The execve syscall is a little bit expensive; it would be unreasonable to run it more than a few dozen -or perhaps a few hundreds- times per second (even if it probably lasts a few milliseconds, and perhaps a fraction of millisecond, most of the time).
It is probably faster (and cleaner) than the dozen of equivalent calls to mmap(2) (& munmap & mprotect(2)) and setcontext(3) you'll use to nearly mimic it (and then, there is the issue of killing the running threads outside of the one doing the execve, and other resources attached to a process, e.g. FD_CLOEXEC-ed file descriptors).

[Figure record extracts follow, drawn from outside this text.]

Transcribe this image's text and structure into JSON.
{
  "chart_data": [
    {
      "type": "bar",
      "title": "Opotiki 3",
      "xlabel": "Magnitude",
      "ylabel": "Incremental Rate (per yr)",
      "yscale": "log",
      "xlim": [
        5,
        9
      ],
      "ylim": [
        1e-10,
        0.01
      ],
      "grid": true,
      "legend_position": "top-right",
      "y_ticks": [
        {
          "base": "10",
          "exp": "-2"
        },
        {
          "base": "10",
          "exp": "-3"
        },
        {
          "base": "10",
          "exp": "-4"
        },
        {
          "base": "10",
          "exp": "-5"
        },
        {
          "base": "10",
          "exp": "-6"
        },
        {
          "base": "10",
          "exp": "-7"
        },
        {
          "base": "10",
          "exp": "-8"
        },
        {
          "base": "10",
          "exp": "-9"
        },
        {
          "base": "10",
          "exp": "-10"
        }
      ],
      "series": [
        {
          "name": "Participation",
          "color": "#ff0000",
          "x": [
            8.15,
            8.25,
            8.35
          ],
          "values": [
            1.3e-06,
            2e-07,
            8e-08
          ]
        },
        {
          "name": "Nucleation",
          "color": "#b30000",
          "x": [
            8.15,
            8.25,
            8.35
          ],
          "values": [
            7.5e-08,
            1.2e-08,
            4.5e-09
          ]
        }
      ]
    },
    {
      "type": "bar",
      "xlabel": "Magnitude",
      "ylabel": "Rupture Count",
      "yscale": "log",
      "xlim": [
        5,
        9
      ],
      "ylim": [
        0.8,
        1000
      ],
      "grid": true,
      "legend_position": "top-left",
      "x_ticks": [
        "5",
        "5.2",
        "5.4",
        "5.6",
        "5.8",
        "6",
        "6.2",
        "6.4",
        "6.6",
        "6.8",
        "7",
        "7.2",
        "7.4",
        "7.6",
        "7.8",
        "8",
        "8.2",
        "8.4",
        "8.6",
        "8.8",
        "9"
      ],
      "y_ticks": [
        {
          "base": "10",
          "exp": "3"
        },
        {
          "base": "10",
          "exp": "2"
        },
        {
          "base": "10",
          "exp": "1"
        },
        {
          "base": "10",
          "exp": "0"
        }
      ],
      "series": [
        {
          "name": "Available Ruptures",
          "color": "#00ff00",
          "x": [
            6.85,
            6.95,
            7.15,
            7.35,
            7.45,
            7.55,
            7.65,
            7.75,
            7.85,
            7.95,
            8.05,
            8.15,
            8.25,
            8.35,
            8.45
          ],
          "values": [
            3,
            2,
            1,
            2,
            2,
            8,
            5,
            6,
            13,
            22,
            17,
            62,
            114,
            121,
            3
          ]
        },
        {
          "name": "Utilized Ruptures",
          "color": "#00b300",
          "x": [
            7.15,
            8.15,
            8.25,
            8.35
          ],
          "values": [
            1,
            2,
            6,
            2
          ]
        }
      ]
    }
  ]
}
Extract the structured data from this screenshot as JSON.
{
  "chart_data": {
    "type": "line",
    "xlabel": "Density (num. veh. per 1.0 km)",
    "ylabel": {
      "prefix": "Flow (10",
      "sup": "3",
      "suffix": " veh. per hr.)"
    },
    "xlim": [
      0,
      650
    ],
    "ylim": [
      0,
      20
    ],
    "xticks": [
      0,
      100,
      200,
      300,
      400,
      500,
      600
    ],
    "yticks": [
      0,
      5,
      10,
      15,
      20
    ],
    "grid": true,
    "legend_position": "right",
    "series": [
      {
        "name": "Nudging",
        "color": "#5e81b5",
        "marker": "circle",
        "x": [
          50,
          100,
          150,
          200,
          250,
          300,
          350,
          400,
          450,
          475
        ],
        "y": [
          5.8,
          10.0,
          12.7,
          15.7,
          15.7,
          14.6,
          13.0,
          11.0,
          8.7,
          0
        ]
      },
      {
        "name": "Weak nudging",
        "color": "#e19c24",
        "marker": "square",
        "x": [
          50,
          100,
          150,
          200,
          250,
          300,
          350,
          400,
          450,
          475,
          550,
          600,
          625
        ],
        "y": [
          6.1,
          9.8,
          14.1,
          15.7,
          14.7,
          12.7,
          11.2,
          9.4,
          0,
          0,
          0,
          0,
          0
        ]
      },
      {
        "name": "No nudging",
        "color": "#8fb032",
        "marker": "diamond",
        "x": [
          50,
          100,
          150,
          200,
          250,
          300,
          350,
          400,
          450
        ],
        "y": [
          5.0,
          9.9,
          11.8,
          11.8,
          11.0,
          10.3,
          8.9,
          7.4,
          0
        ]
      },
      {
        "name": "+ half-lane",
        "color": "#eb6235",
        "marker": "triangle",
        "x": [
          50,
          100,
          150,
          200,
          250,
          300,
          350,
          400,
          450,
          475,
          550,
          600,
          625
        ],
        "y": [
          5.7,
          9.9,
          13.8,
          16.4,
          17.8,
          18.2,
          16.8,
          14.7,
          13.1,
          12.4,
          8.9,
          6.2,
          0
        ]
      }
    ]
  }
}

(you won't be able to replicate with mmap, munmap, setcontext, close exactly what execve is doing, but you might be close enough... but that would be ridiculous)
Also, the practical cost of execve should also take into amount the dynamic loading of the shared libraries (which should be loaded before running main, but technically after the execve syscall...) and their startup.
The question might not mean much, it heavily depends on the actual state of the machine and on the execveed executabe. I guess that execve a huge ELF binary (some executables might have a gigabyte of code segment, e.g. perhaps the mythical Google crawler is rumored to be a monolithic program with a billion of C++ source code lines and at some point it was statically linked), e.g. with hundreds of shared libraries is much longer than execve-in the usual /bin/sh.
I guess also that execve from a process with a terabyte sized address space is much longer than than the usual execve my zsh shell is doing on my desktop.
A typical reason to execve its own program (actually some updated version of it) is, inside a long lasting server, when the binary executable of the server has been updated.
Another reason to execve its own program is to have a more-or-less "stateless" server (some web server for static content) restart itself and reload its configuration files.
More generally, this is an entire research subject: read about dynamic software updating, application checkpointing, persistence, etc... See also the references here.
It is the same for dumping a core(5) file: in my life, I never saw a core dump lasting more that a fraction of a second, but I did hear than on early 1990-s Cray computers, a core dump could (pathologically) last half an hour.... So I imagine that some pathological execve could last quite a long time (e.g. bringing a terabyte of code segment, using C-O-W techniques, in RAM; this is not counted as execve time but it is part of the cost to start a program; and you also might have many relocations for many shared libraries.).
Addenda
For a small executable (less than a few megabytes), you might afford several hundreds execve per second, so that is not a big deal in practice. Notice that a shell script with usual commands like ls, mv, ... is execve-ing quite a lot (very often after some fork, which it does for nearly every command). If you suspect some issues, you could benchmark (e.g. with strace(1) using strace -tt -T -f....). On my desktop Debian/x86-64/Sid i7 3770K an execve of /bin/ls (by strace --T -f -tt zsh-static -c ls) takes about 250 µs (for an ELF binary executable /bin/ls of 118Kbytes which is probably already in the page cache), and for ocamlc (a binary of 1.8Mbyte) about 1.3ms ; a malloc usually takes half or a few µs ; a call to time(2) takes about 3ns (avoiding the overhead of a syscall thru vdso(7)...)